Google monopoly has a curious discount
Google is still growing at the rate of a start-up.
Another record quarter
Alphabet is growing so fast that even the European Union’s biggest ever fine left quarterly net income above $3bn. Adjusted for the penalty, earnings per share were $10.58 compared to $9.52 expected. Cushioned financials were testament to the group’s dominant search franchise, the greater part of businesses housed in Google. These hit the latest in a spate of recent records with net revenue of $32.5bn.
Even more than for Microsoft though, market reaction was wanting, perhaps wary after the stock’s new milestone. The rise of around 4% was in line with the rate of Q2 net income, projected across the financial year. But the third quarter profits tend to be Alphabet’s most modest. In effect, investors were applying a discount to 2018 earnings. Forecast around $30bn, they would be more than double 2017’s. True, Alphabet’s expenditure levels are still full tilt. The group is rushing to install AI-driven ad models and pushing to make YouTube a more credible rival to Prime Video and Netflix. Still, Google’s key traffic acquisition cost (TAC) measure fell for the first time in three years in Q2. Given ambient margin pressure as web consumption moves to smaller screens, lower TAC is a big deal. Alphabet’s broader Cost of Goods Sold Measure also behaved. A 33.84% rise in the June quarter was the slowest since Q3 2017.

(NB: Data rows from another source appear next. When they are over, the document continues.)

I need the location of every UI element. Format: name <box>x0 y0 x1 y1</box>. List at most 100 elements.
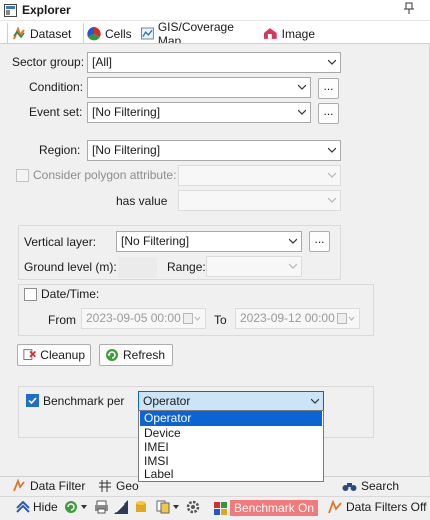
sector-group-select[interactable]: [All] <box>87 52 341 73</box>
chevron-down-icon <box>328 197 336 203</box>
condition-more-button[interactable]: ... <box>318 78 339 99</box>
bottom-toolbar: Hide Benchmark On Data Filters Off <box>0 496 430 520</box>
vertical-layer-label: Vertical layer: <box>24 235 97 249</box>
polygon-attribute-label: Consider polygon attribute: <box>33 168 177 182</box>
has-value-label: has value <box>116 194 168 208</box>
benchmark-on-button[interactable]: Benchmark On <box>214 500 319 516</box>
benchmark-on-label: Benchmark On <box>230 500 319 516</box>
cleanup-button[interactable]: Cleanup <box>17 344 91 366</box>
region-label: Region: <box>39 143 81 157</box>
refresh-icon <box>106 349 118 361</box>
copy-button[interactable] <box>156 500 179 514</box>
region-value: [No Filtering] <box>92 143 161 157</box>
event-set-value: [No Filtering] <box>92 105 161 119</box>
calendar-icon <box>183 313 201 324</box>
chevron-down-icon <box>328 147 336 153</box>
filter-icon <box>13 479 25 492</box>
tab-cells[interactable]: Cells <box>82 22 138 44</box>
bottom-tab-search[interactable]: Search <box>342 479 399 493</box>
polygon-attribute-select[interactable] <box>178 165 341 186</box>
sector-group-label: Sector group: <box>12 55 85 69</box>
ground-level-label: Ground level (m): <box>24 260 117 274</box>
event-set-more-button[interactable]: ... <box>318 103 339 124</box>
hide-button[interactable]: Hide <box>16 500 58 514</box>
dropdown-option[interactable]: IMEI <box>140 440 322 455</box>
chevron-down-icon <box>298 109 306 115</box>
image-icon <box>263 28 277 39</box>
pin-icon[interactable] <box>404 2 414 17</box>
tab-label: Image <box>281 26 315 41</box>
chevron-down-icon <box>311 398 319 404</box>
has-value-select[interactable] <box>178 190 341 211</box>
tab-dataset[interactable]: Dataset <box>7 22 84 44</box>
dropdown-arrow-icon <box>81 505 87 509</box>
refresh-label: Refresh <box>123 348 166 362</box>
pen-icon <box>114 500 128 514</box>
chevron-down-icon <box>328 59 336 65</box>
tab-label: Cells <box>105 26 132 41</box>
condition-label: Condition: <box>29 80 84 94</box>
region-select[interactable]: [No Filtering] <box>87 140 341 161</box>
pen-button[interactable] <box>114 500 128 514</box>
dropdown-arrow-icon <box>173 505 179 509</box>
tab-gis-coverage-map[interactable]: GIS/Coverage Map <box>136 20 257 48</box>
print-button[interactable] <box>94 500 109 514</box>
to-date-value: 2023-09-12 00:00 <box>240 311 335 325</box>
map-icon <box>141 27 154 40</box>
condition-select[interactable] <box>87 77 311 98</box>
benchmark-checkbox[interactable] <box>26 394 39 407</box>
range-select[interactable] <box>206 256 302 277</box>
to-date-picker[interactable]: 2023-09-12 00:00 <box>235 308 360 329</box>
tab-label: Dataset <box>30 27 72 41</box>
tab-image[interactable]: Image <box>258 22 320 44</box>
bottom-tab-label: Geo <box>116 479 139 493</box>
cylinder-button[interactable] <box>134 500 148 514</box>
dropdown-option[interactable]: Operator <box>140 411 322 426</box>
data-filters-button[interactable]: Data Filters Off <box>328 500 426 514</box>
binoculars-icon <box>342 483 357 491</box>
copy-icon <box>156 500 170 514</box>
sync-button[interactable] <box>64 500 87 514</box>
calendar-icon <box>337 313 355 324</box>
chevron-down-icon <box>289 238 297 244</box>
vertical-layer-more-button[interactable]: ... <box>309 231 330 252</box>
hide-icon <box>16 501 30 513</box>
cells-icon <box>87 26 101 40</box>
bottom-tab-data-filter[interactable]: Data Filter <box>12 479 85 493</box>
ground-level-input[interactable] <box>118 257 157 278</box>
event-set-label: Event set: <box>29 105 83 119</box>
checkmark-icon <box>28 397 37 405</box>
window-title: Explorer <box>22 3 71 17</box>
bottom-tab-geo[interactable]: Geo <box>98 479 139 493</box>
refresh-button[interactable]: Refresh <box>99 344 173 366</box>
benchmark-label: Benchmark per <box>43 394 125 408</box>
polygon-attribute-checkbox[interactable] <box>16 169 29 182</box>
dataset-icon <box>13 27 25 40</box>
from-date-picker[interactable]: 2023-09-05 00:00 <box>81 308 206 329</box>
dropdown-option[interactable]: Device <box>140 426 322 441</box>
sector-group-value: [All] <box>92 55 113 69</box>
benchmark-value: Operator <box>143 394 191 408</box>
benchmark-dropdown-list: Operator Device IMEI IMSI Label <box>138 410 324 482</box>
to-label: To <box>214 313 227 327</box>
cleanup-icon <box>23 349 37 360</box>
datetime-checkbox[interactable] <box>24 288 37 301</box>
explorer-icon <box>4 4 17 17</box>
vertical-layer-select[interactable]: [No Filtering] <box>116 231 302 252</box>
title-bar: Explorer <box>0 0 430 21</box>
from-label: From <box>48 313 76 327</box>
range-label: Range: <box>167 260 206 274</box>
dropdown-option[interactable]: Label <box>140 467 322 482</box>
sync-icon <box>65 501 77 513</box>
datetime-label: Date/Time: <box>41 287 100 301</box>
gear-icon <box>186 500 200 514</box>
cleanup-label: Cleanup <box>40 348 85 362</box>
hide-label: Hide <box>33 500 58 514</box>
filter-icon <box>328 500 342 514</box>
benchmark-select[interactable]: Operator <box>138 391 324 411</box>
benchmark-icon <box>214 501 227 515</box>
settings-button[interactable] <box>186 500 200 514</box>
chevron-down-icon <box>298 84 306 90</box>
printer-icon <box>95 500 108 514</box>
event-set-select[interactable]: [No Filtering] <box>87 102 311 123</box>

Investor scepticism crops up elsewhere too. Alphabet’s enterprise ratio valuation—forecast earnings over market cap plus net debt— trades at discount to dominant web groups. At 13.2 times the next 12 months’ earnings, the Google-owner lags Facebook’s 13.8, and is well under a 16.9 times average. This suggests investors have difficulty processing Google’s near-monopoly status. Break-up fears may linger, but Margrethe Vestager, the European Union’s competition chief, shied away from calling for one on the day she imposed the huge fine. Washington advocates of that approach are also in a minority, even as Google scrutiny ratchets higher on Capitol Hill. If Alphabet’s more disciplined cost performance is sustained, continued scepticism risks leaving cash on the table.